Why surgery? The reason surgery is pursued in a case like Leo's is that two or more meds have already failed to squash his seizures; he's currently on three anticonvulsants given every 12 hours, and we have had to increase dosages periodically when seizures start again. At that point, surgery is the next step. Few people with hemimegalencephaly (HME) live their lives without knowing they have it. Some have occasional seizures, like when they have a fever or are going through puberty, that meds mostly control. Some babies are diagnosed by ultrasound, have a stroke in utero, or are born seizing, and in those cases, treatment is pursued right away. Leo was diagnosed at 6 months, and the younger a child is for surgery, the better: The brain's neuroplasticity means it can rewire to move some functions and skills typically held in one hemisphere to the other.
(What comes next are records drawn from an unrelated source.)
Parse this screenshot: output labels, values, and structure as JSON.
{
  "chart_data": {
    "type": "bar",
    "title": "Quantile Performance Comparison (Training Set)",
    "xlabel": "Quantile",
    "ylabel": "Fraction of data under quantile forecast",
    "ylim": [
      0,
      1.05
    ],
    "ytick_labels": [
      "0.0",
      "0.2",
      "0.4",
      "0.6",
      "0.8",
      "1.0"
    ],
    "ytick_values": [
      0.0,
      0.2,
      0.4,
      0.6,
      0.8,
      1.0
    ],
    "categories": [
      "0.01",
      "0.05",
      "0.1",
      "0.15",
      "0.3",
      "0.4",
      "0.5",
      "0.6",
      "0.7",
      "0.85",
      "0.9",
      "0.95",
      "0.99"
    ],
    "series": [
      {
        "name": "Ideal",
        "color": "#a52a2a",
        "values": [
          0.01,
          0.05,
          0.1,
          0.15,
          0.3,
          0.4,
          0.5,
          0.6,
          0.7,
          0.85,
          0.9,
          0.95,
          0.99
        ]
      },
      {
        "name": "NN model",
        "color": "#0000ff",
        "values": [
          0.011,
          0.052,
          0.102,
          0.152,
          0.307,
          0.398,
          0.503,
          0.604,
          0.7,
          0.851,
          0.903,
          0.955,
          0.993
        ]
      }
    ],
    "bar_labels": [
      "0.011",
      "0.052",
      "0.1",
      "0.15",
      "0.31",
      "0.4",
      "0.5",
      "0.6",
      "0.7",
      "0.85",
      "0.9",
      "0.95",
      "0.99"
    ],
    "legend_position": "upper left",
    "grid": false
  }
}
Leo's seizures are linked to his sleep and tend to happen when he's woken from a deep sleep. During one of his naps yesterday, he sounded like he was breathing weirdly. Checking his monitor, I could see his eyes open and that he was having a seizure. Brian and I calmly coached him through it, removing Leo's pacifier, setting a stopwatch (a seizure is dangerous once it lasts 5 minutes because of the limited oxygen reaching the brain; at that point, you give an emergency med and go to the ER), singing him songs, moving within his line of sight to determine when he could start tracking us again. It can be hard to tell when a seizure has ended because he's a little dazed.

His seizures also leave him paralyzed for a few minutes afterward on his right side, but we breathe a sigh of relief once we see his lopsided smile. That means he's back with us, and the seizure is over.